Les éléments d'orientation
L'âge. Il oriente fortement les présomptions sur les agents infectieux
possibles. Chez le nourrisson de moins de vingt-huit jours, voire jusqu'à trois
mois, les bactéries le plus souvent en cause sont le streptocoque du
groupe B, les entérobactéries et la listeria. Entre trois mois et deux ans, le
pneumocoque et le méningocoque sont le plus souvent impliqués ;
Hæmophilus influenzae de type B était le principal responsable de ces
méningites avant l'introduc- tion de la vaccination. Après deux ans, c'est le
méningocoque qui est le germe le plus probable. Entre cinq ans et l'âge
adulte, trois germes se partagent la responsabilité de la plupart des cas de
méningite : le pneumocoque, le méningocoque et la listeria ( Listeria
monocytogenes). Chez le sujet de plus de cinquante ans, la listeria, le
pneumocoque, le streptocoque du groupe A et Hæmophilus influenzae sont le
plus souvent retrouvés.
Le contexte. Un alcoolisme, des antécédents de traumatisme crânien, de
méningite, une altération des défenses immunitaires (infection à VIH, etc.), un
coma ou des convulsions sont en faveur d'une méningite à pneumocoque.

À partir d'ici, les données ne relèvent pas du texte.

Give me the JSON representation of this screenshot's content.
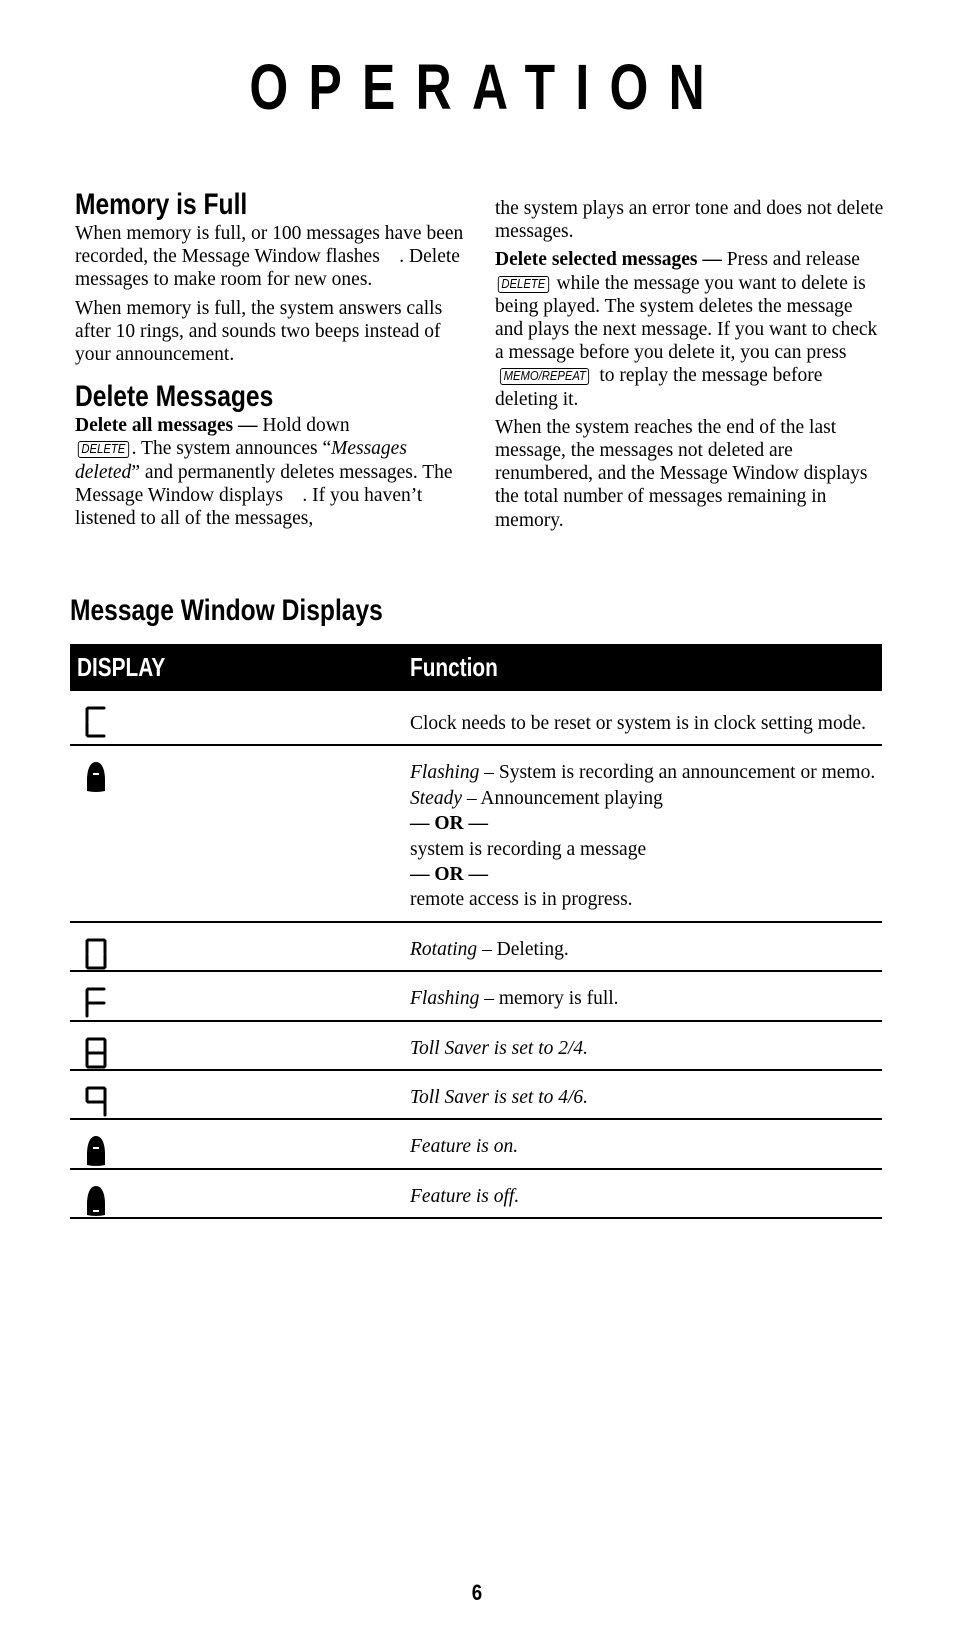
{
  "page_title": "OPERATION",
  "left_column": {
    "memory_full": {
      "heading": "Memory is Full",
      "para1": "When memory is full, or 100 messages have been recorded, the Message Window flashes   . Delete messages to make room for new ones.",
      "para2": "When memory is full, the system answers calls after 10 rings, and sounds two beeps instead of your announcement."
    },
    "delete_messages": {
      "heading": "Delete Messages",
      "all_label": "Delete all messages —",
      "all_text_1": " Hold down ",
      "delete_key": "DELETE",
      "all_text_2": ". The system announces “",
      "all_italic": "Messages deleted",
      "all_text_3": "” and permanently deletes messages. The Message Window displays   . If you haven’t listened to all of the messages,"
    }
  },
  "right_column": {
    "continuation": "the system plays an error tone and does not delete messages.",
    "selected_label": "Delete selected messages —",
    "selected_text_1": " Press and release ",
    "delete_key": "DELETE",
    "selected_text_2": " while the message you want to delete is being played. The system deletes the message and plays the next message.  If you want to check a message before you delete it, you can press ",
    "memo_key": "MEMO/REPEAT",
    "selected_text_3": " to replay the message before deleting it.",
    "end_para": "When the system reaches the end of the last message, the messages not deleted are renumbered, and the Message Window displays the total number of messages remaining in memory."
  },
  "table": {
    "title": "Message Window Displays",
    "headers": {
      "display": "DISPLAY",
      "function": "Function"
    },
    "rows": [
      {
        "display_icon": "segment-c",
        "lines": [
          {
            "parts": [
              {
                "t": "Clock needs to be reset or system is in clock setting mode.",
                "s": "n"
              }
            ]
          }
        ]
      },
      {
        "display_icon": "bullet-top-dash",
        "lines": [
          {
            "parts": [
              {
                "t": "Flashing",
                "s": "i"
              },
              {
                "t": " – System is recording an announcement or memo.",
                "s": "n"
              }
            ]
          },
          {
            "parts": [
              {
                "t": "Steady",
                "s": "i"
              },
              {
                "t": " – Announcement playing",
                "s": "n"
              }
            ]
          },
          {
            "parts": [
              {
                "t": "— OR —",
                "s": "b"
              }
            ]
          },
          {
            "parts": [
              {
                "t": "system is recording a message",
                "s": "n"
              }
            ]
          },
          {
            "parts": [
              {
                "t": "— OR —",
                "s": "b"
              }
            ]
          },
          {
            "parts": [
              {
                "t": "remote access is in progress.",
                "s": "n"
              }
            ]
          }
        ]
      },
      {
        "display_icon": "segment-0",
        "lines": [
          {
            "parts": [
              {
                "t": "Rotating",
                "s": "i"
              },
              {
                "t": " – Deleting.",
                "s": "n"
              }
            ]
          }
        ]
      },
      {
        "display_icon": "segment-f",
        "lines": [
          {
            "parts": [
              {
                "t": "Flashing",
                "s": "i"
              },
              {
                "t": " – memory is full.",
                "s": "n"
              }
            ]
          }
        ]
      },
      {
        "display_icon": "segment-8",
        "lines": [
          {
            "parts": [
              {
                "t": "Toll Saver is set to 2/4.",
                "s": "i"
              }
            ]
          }
        ]
      },
      {
        "display_icon": "segment-9",
        "lines": [
          {
            "parts": [
              {
                "t": "Toll Saver is set to 4/6.",
                "s": "i"
              }
            ]
          }
        ]
      },
      {
        "display_icon": "bullet-top-dash",
        "lines": [
          {
            "parts": [
              {
                "t": "Feature is on.",
                "s": "i"
              }
            ]
          }
        ]
      },
      {
        "display_icon": "bullet-bottom-dash",
        "lines": [
          {
            "parts": [
              {
                "t": "Feature is off.",
                "s": "i"
              }
            ]
          }
        ]
      }
    ]
  },
  "page_number": "6"
}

La notion d'une épidémie, un purpura (apparition de taches rouges en forme
de points ou d'ecchymoses), la saison hivernale plaident pour une méningite
à méningocoque.
La notion d'une épidémie, la grossesse, une dépression des défenses
immunitaires militent pour une méningite à listériose. L'absence de
vaccination contre Hæmophilus influenzae et l'association d'une otite et d'une
conjonctivite font suspecter cette bactérie.
La notion d'un contact avec une personne atteinte de tuberculose ou d'un
antécédent de tuberculose pulmonaire, un patient immigré ou sous
corticothérapie ou infecté par le VIH font évoquer une méningite tuberculeuse.